Julia is doing some incredible things these days. Yesterday, when we went to the movies to see the latest Narnia adventure, she was the one to remember to bring the headphones when we got into the car. In the theater, she seemed to enjoy the adventurous parts that were a bit scary, as well as the happy parts. She had not really liked movies with people but this fantastical adventure tickled her. She loves the odd names of some of the characters. And then, she did this fantastic thing: She jiggled my sleeve. I looked at her and she looked at me. And then she turned back to the screen as if she was sharing some feeling and then leading me back to the movie. This is behavior so simple that very, very young babies do it, but kids with autism find it utterly unfathomable. And Julia did it!!

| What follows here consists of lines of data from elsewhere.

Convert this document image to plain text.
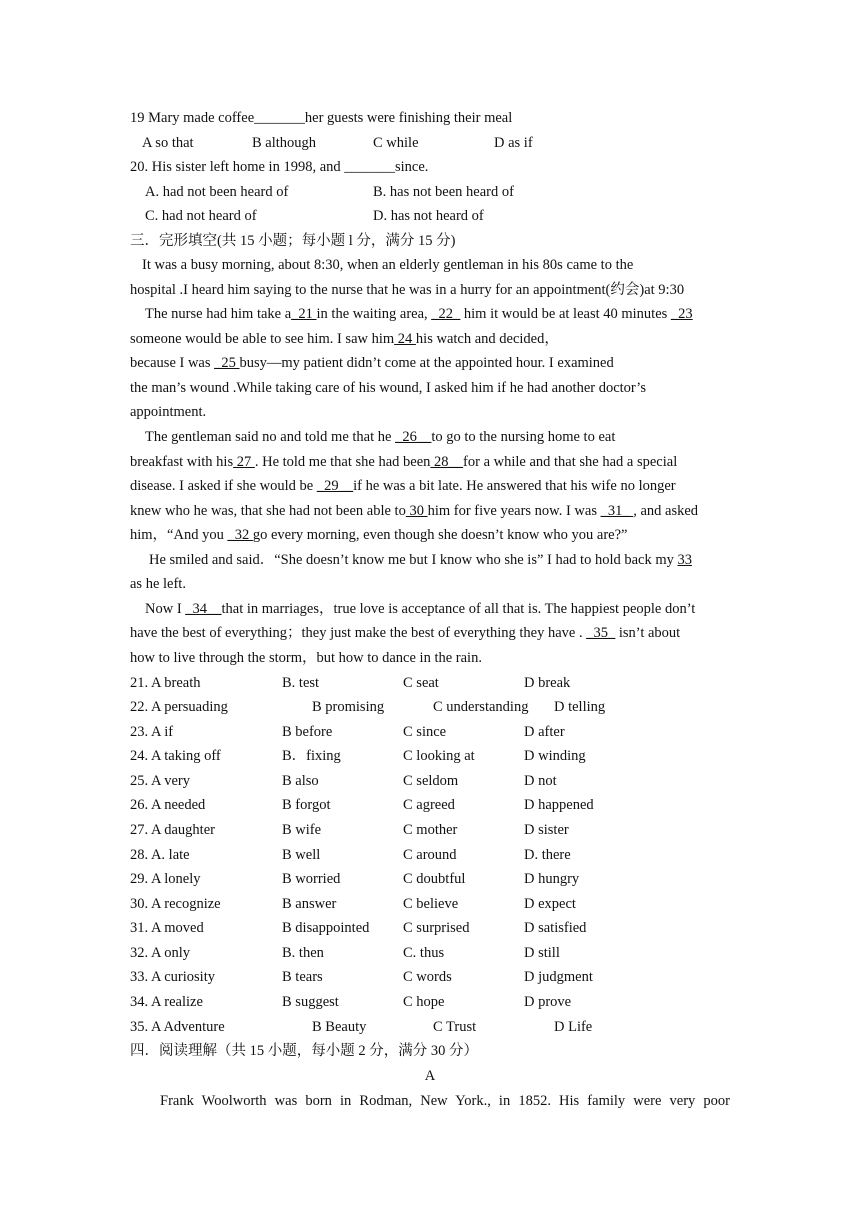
19 Mary made coffee_______her guests were finishing their meal
A so that	B although	C while	D as if
20. His sister left home in 1998, and _______since.
A. had not been heard of	B. has not been heard of
C. had not heard of	D. has not heard of
三．完形填空(共 15 小题；每小题 l 分，满分 15 分)
It was a busy morning, about 8:30, when an elderly gentleman in his 80s came to the
hospital .I heard him saying to the nurse that he was in a hurry for an appointment(约会)at 9:30
The nurse had him take a_21 in the waiting area, _22_ him it would be at least 40 minutes _23
someone would be able to see him. I saw him 24 his watch and decided，
because I was _25 busy—my patient didn’t come at the appointed hour. I examined
the man’s wound .While taking care of his wound, I asked him if he had another doctor’s
appointment.
The gentleman said no and told me that he _26__to go to the nursing home to eat
breakfast with his 27 . He told me that she had been 28__for a while and that she had a special
disease. I asked if she would be _29__if he was a bit late. He answered that his wife no longer
knew who he was, that she had not been able to 30 him for five years now. I was _31_ , and asked
him，“And you _32 go every morning, even though she doesn’t know who you are?”
He smiled and said．“She doesn’t know me but I know who she is” I had to hold back my 33
as he left.
Now I _34__that in marriages，true love is acceptance of all that is. The happiest people don’t
have the best of everything；they just make the best of everything they have . _35_ isn’t about
how to live through the storm，but how to dance in the rain.
21. A breath	B. test	C seat	D break
22. A persuading	B promising	C understanding D telling
23. A if	B before	C since	D after
24. A taking off	B．fixing	C looking at	D winding
25. A very	B also	C seldom	D not
26. A needed	B forgot	C agreed	D happened
27. A daughter	B wife	C mother	D sister
28. A. late	B well	C around	D. there
29. A lonely	B worried	C doubtful	D hungry
30. A recognize	B answer	C believe	D expect
31. A moved	B disappointed C surprised	D satisfied
32. A only	B. then	C. thus	D still
33. A curiosity	B tears	C words	D judgment
34. A realize	B suggest	C hope	D prove
35. A Adventure	B Beauty	C Trust	D Life
四．阅读理解（共 15 小题，每小题 2 分，满分 30 分）
A
Frank Woolworth was born in Rodman, New York., in 1852. His family were very poor
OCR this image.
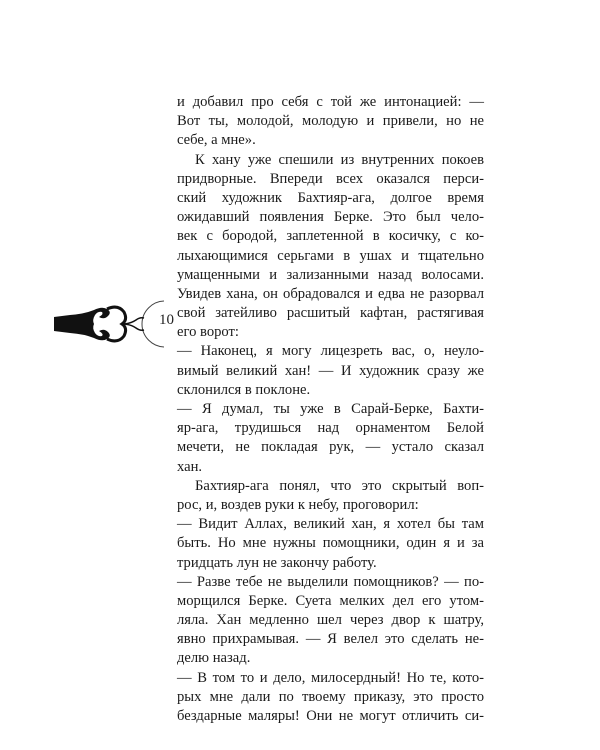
10
и добавил про себя с той же интонацией: —
Вот ты, молодой, молодую и привели, но не
себе, а мне».
К хану уже спешили из внутренних покоев
придворные. Впереди всех оказался перси-
ский художник Бахтияр-ага, долгое время
ожидавший появления Берке. Это был чело-
век с бородой, заплетенной в косичку, с ко-
лыхающимися серьгами в ушах и тщательно
умащенными и зализанными назад волосами.
Увидев хана, он обрадовался и едва не разорвал
свой затейливо расшитый кафтан, растягивая
его ворот:
— Наконец, я могу лицезреть вас, о, неуло-
вимый великий хан! — И художник сразу же
склонился в поклоне.
— Я думал, ты уже в Сарай-Берке, Бахти-
яр-ага, трудишься над орнаментом Белой
мечети, не покладая рук, — устало сказал
хан.
Бахтияр-ага понял, что это скрытый воп-
рос, и, воздев руки к небу, проговорил:
— Видит Аллах, великий хан, я хотел бы там
быть. Но мне нужны помощники, один я и за
тридцать лун не закончу работу.
— Разве тебе не выделили помощников? — по-
морщился Берке. Суета мелких дел его утом-
ляла. Хан медленно шел через двор к шатру,
явно прихрамывая. — Я велел это сделать не-
делю назад.
— В том то и дело, милосердный! Но те, кото-
рых мне дали по твоему приказу, это просто
бездарные маляры! Они не могут отличить си-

And I sat there, in the darkness, wanting to jump up and down and shout out and tell everyone there.

We bought a small tree yesterday. Very small, shorter than Julia. She protested a little bit. She wanted something bigger. I see over and over as we get ready for Christmas in the very modified way that Julia does miss the way we usually do it. She remembers. She has that history. I don't say much about how this year is different for our celebrations, but I have the distinct feeling that she just knows. Empathy! She did not fight me on the size of the tree.

I will not take out our usual decorations. I bought a few at Michael's yesterday, and we will make some. That will be enough. What I am doing is just enough. Constantly just enough, and always less than usual. But to myself I am promising to give this kid of mine, no, both kids of mine, a grand and glorious Christmas next year or the year after. We will celebrate again. I cannot let go of the optimistic feeling that we will.

For now though, I have been teary all day.

1 comment:

Traci said...

Sitting here quietly reading and feeling your pain....your sadness. And I'm believing in your optimism, but for now it's enough. More than enough.

How very amazing that Julia can continue to bust through the grieving to show you that she's still making progress and moving forward as you find your way; proving that what you're doing is enough.

I do love you and your girl!

Praying for peace for during this season.